My therapist often reminds me, “what you resist, you persist.” Which in turn, creates more of those ruts. It is one of the most helpful concepts she has told me, in addition to the idea of “radical acceptance” which I will explain further in a future piece. It is incredibly difficult to travel new paths, to illuminate new spaces, but it is something I must continue to do.

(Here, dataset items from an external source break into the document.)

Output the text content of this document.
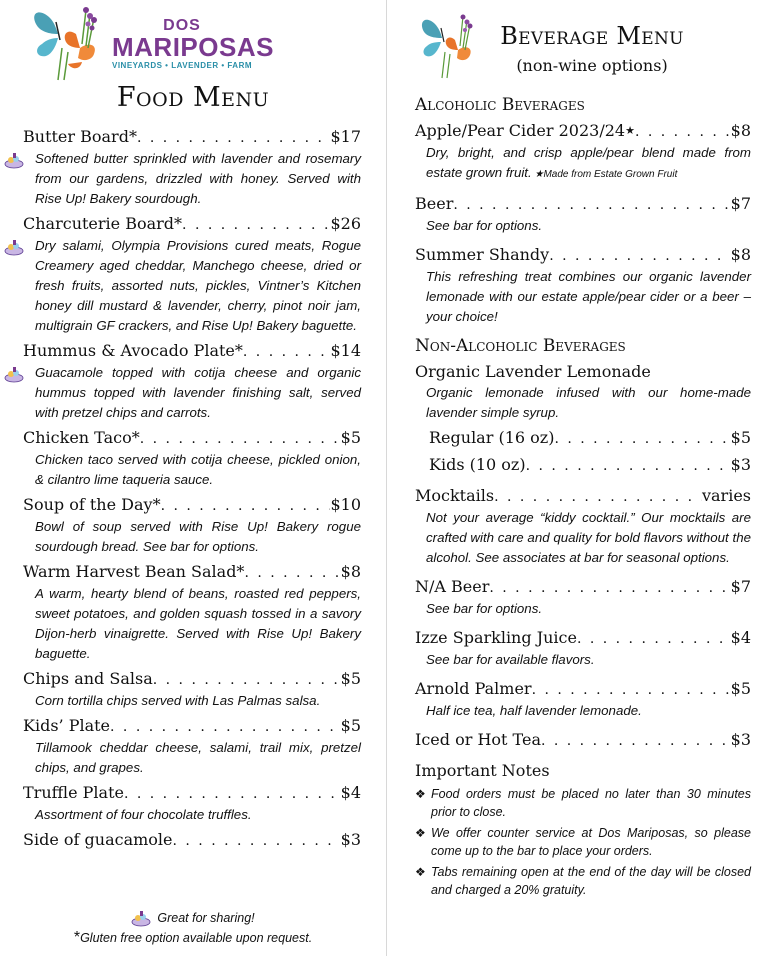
DOS
MARIPOSAS
VINEYARDS • LAVENDER • FARM
Food Menu
Butter Board* . . .	$17
Softened butter sprinkled with lavender and rosemary from our gardens, drizzled with honey. Served with Rise Up! Bakery sourdough.
Charcuterie Board* . . .	$26
Dry salami, Olympia Provisions cured meats, Rogue Creamery aged cheddar, Manchego cheese, dried or fresh fruits, assorted nuts, pickles, Vintner’s Kitchen honey dill mustard & lavender, cherry, pinot noir jam, multigrain GF crackers, and Rise Up! Bakery baguette.
Hummus & Avocado Plate* . . .	$14
Guacamole topped with cotija cheese and organic hummus topped with lavender finishing salt, served with pretzel chips and carrots.
Chicken Taco* . . .	$5
Chicken taco served with cotija cheese, pickled onion, & cilantro lime taqueria sauce.
Soup of the Day* . . .	$10
Bowl of soup served with Rise Up! Bakery rogue sourdough bread. See bar for options.
Warm Harvest Bean Salad* . . .	$8
A warm, hearty blend of beans, roasted red peppers, sweet potatoes, and golden squash tossed in a savory Dijon-herb vinaigrette. Served with Rise Up! Bakery baguette.
Chips and Salsa . . .	$5
Corn tortilla chips served with Las Palmas salsa.
Kids’ Plate . . .	$5
Tillamook cheddar cheese, salami, trail mix, pretzel chips, and grapes.
Truffle Plate . . .	$4
Assortment of four chocolate truffles.
Side of guacamole . . .	$3
Great for sharing!
*Gluten free option available upon request.
Beverage Menu
(non-wine options)
Alcoholic Beverages
Apple/Pear Cider 2023/24★ . . .	$8
Dry, bright, and crisp apple/pear blend made from estate grown fruit. ★Made from Estate Grown Fruit
Beer . . .	$7
See bar for options.
Summer Shandy . . .	$8
This refreshing treat combines our organic lavender lemonade with our estate apple/pear cider or a beer – your choice!
Non-Alcoholic Beverages
Organic Lavender Lemonade
Organic lemonade infused with our home-made lavender simple syrup.
Regular (16 oz) . . .	$5
Kids (10 oz) . . .	$3
Mocktails . . .	varies
Not your average “kiddy cocktail.” Our mocktails are crafted with care and quality for bold flavors without the alcohol. See associates at bar for seasonal options.
N/A Beer . . .	$7
See bar for options.
Izze Sparkling Juice . . .	$4
See bar for available flavors.
Arnold Palmer . . .	$5
Half ice tea, half lavender lemonade.
Iced or Hot Tea . . .	$3
Important Notes
❖ Food orders must be placed no later than 30 minutes prior to close.
❖ We offer counter service at Dos Mariposas, so please come up to the bar to place your orders.
❖ Tabs remaining open at the end of the day will be closed and charged a 20% gratuity.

The phrase “can’t see the forest for the trees” is an expression that I think wholly represents how living with depression feels. Little behaviors like thought patterns, intrusive thoughts, and the lack of energy; each aspect can be viewed separately as its own singular health malfunction—instead of seeing them all for what they are—lingering symptoms of depression. Taking a broader scope to my life has allowed me to realize many things that I assumed were normal for me, were not normal. This includes some awful coping mechanisms:

  • Lack of energy
  • Extreme quietness and unease in a lot of social situations
  • Thoughts of suicide*
  • Feeling an immense weight to carry other people’s emotions instead of my own
  • Having a severe lack of boundaries
  • Poor eating habits
  • A huge identity crisis

This could go on, and go on it shall as I fully plan on being as open as I can in these essays. I write these things so they lose power over my mind. I write them so I can illuminate them and shine the light through every part of them and see them for what they truly are; negative thought patterns and warped perceptions of reality.

A long time ago, a former friend and I discovered the line in Anna Nalick’s song Breathe:

“… 2 AM and I’m still awake, writing a songIf I get it all down on paper, it’s no longer inside of meThreatening the life it belongs to…”

What we write can give power, and it can take it away. When I write about depression and my life and how it has affected my life, I am taking away its power to make me feel ashamed, hidden, embarrassed, and unworthy. 

Thank you for being here, with me. 

 

*Suicide is an extensive and intense topic that I will not shy away from on here. It is important to note that I do have a supportive people I can call on, including my therapist. I am okay.